Intel has managed to get its quad-core processor to the market incredibly fast for a number of reasons. The main reason being that the Kentsfield ‘core’ uses some of the principles that Intel used on its 65-nanometre Pentium D desktop processors that were based on the Netburst architecture. In the same way that Presler was a pair of Cedar Mill chips on a single CPU package, Kentsfield is a pair of Conroe chips on the same package.
Taking that into account, the power envelope has just doubled after Intel reduced the power requirements on its Core 2 Duo processors. It’s technically a pair of dual-core chips in one socket, rather than a native quad-core chip. In particular, the Core 2 Extreme QX6700 is a pair of Core 2 Duo E6700 processors on the same CPU package, meaning that the thermal design power has gone from 65W to 130W as a result of adding another two cores.
The two Conroe dies communicate with each other via the north bridge and memory controller in just the same way that Presler did. However, this time Intel’s Core architecture isn’t quite so dependant on memory bandwidth in a dual-core configuration. While a single-core chip based on the Netburst architecture wasn’t heavily reliant on memory bandwidth, a dual-core Pentium D chip was because the two cores communicated via the front side bus.
Both single and dual-core Pentium’s also suffered from an overly long instruction pipeline. Having said that though, Intel’s first dual-core processors based on the Smithfield core weren’t particularly bad in isolation, but then once AMD had launched its dual-core Athlon 64 X2 CPU’s, Intel’s dual-core problems were under the spotlight.
Our mockup of a Kentsfield die – it’s a pair of Conroe dies on one CPU package
Intel tried to resolve a lot of these problems by increasing the cache size when it shrunk to 65-nanometres, but the inherent problems with the architecture could not be hidden under the guise of a larger cache. Especially when you consider that half of the CPU’s total cache may be sitting completely idle if only one of the two cores was executing instructions.
Thankfully with the introduction of Intel’s Core microarchitecture, virtually all of the problems with the Netburst microarchitecture were solved. In particular, the shorter, wider instruction pipeline helped to eradicate Netburst’s biggest shortfall – the long-winded instruction pipeline. Just like Conroe, Kentsfield is capable of executing four instructions per clock, per core. This means that it’s possible for Intel’s Core 2 Extreme QX6700 to execute up to sixteen instructions per clock if the application or applications can make use of the processor’s power.
Along with the shorter, wider instruction pipeline the QX6700 comes with all of the other features that make up Intel’s Core architecture. These include Intelligent Power Capabilities, Advanced Smart Cache, Smart Memory Access and Advanced Digital Media Boost. We covered these technologies in detail during our initial Core 2 processor review, so we won’t cover that ground again. In saying that though, we do want to cover how some of these technologies help with the dual-die implementation used on Kentsfield.
Here's what you'll find under the IHS if you successfully remove it - picture courtesy of Intel Corp.
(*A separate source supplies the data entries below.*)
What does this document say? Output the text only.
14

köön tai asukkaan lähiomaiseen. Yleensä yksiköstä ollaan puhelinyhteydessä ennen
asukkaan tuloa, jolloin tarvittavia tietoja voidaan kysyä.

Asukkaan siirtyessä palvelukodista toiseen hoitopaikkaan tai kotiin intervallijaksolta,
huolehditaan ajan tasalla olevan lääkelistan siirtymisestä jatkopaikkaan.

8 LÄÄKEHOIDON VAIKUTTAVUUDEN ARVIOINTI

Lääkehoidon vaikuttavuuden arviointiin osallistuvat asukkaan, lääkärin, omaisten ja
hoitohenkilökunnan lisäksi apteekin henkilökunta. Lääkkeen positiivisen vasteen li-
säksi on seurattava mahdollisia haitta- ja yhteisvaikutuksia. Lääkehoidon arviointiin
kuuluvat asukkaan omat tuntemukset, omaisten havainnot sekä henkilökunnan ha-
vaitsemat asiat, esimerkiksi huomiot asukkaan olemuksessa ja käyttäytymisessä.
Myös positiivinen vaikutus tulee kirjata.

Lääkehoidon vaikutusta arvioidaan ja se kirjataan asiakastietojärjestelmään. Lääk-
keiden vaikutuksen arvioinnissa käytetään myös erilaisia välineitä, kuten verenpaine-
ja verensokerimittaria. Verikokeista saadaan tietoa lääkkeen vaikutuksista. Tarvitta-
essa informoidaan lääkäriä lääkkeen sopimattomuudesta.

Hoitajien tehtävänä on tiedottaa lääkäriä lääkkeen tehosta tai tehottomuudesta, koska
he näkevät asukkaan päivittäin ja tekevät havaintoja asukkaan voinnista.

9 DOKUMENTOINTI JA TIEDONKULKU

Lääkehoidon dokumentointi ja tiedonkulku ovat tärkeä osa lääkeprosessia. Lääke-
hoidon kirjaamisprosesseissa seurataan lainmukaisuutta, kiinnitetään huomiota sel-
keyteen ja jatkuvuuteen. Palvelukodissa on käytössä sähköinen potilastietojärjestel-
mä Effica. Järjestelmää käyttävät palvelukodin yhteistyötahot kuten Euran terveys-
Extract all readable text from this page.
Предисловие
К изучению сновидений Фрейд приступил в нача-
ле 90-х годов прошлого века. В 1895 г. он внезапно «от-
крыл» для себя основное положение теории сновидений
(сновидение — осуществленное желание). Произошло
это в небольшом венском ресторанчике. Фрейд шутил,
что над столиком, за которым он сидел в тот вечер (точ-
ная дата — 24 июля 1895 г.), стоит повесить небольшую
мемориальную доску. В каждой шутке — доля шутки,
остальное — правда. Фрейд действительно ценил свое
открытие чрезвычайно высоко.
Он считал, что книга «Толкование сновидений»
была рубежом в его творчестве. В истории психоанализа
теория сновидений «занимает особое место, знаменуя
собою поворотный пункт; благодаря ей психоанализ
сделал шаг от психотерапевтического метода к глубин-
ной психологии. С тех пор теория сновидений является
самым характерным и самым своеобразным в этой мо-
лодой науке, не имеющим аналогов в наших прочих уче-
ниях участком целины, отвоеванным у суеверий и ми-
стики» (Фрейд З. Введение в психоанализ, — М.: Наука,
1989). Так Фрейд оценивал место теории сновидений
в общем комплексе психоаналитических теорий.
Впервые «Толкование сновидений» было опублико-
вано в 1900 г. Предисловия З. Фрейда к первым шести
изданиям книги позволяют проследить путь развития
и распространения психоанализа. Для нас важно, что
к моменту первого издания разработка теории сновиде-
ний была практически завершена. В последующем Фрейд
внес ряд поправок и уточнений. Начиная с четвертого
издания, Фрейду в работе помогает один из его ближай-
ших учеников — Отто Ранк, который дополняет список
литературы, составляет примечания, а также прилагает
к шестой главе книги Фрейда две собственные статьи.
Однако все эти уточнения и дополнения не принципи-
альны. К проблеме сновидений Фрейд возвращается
When designing the Core architecture, Intel realised that one of its major hindrances was the latency between the memory controller and the L2 cache. With AMD going down the route of integrating the memory controller onto the CPU when it launched its K8 architecture, latency between the memory controller and L2 cache was virtually eradicated. This was because the two were literally right next to each other on the CPU die, meaning that there was no longer the need for the two to talk to each other via the front side bus.
In order to reduce its own latency, Intel went to work on optimising the way its L2 cache interacted with the memory controller. The result was that it souped up the L2 prefetch algorithms and added a feature called memory disambiguation. The addition of these two features meant that Conroe was much more intelligent when it came to collecting data from the memory controller. What this means for Kentsfield is that there is less traffic travelling across the front side bus because the two Conroe chips are making more reads from L2 cache than they are from the memory controller.
This obviously frees up bandwidth for the two Conroe chips to communicate with each other via the front side bus. The fact that Intel cleaned up its memory accesses is a reason why I believe that the company’s first quad-core processor isn’t going to be as bottlenecked as its first dual-core processor. Obviously, that depends on how AMD’s K8L architecture turns out when released – it’s looking promising at the moment, and I’m excited to see what is up AMD’s sleeves.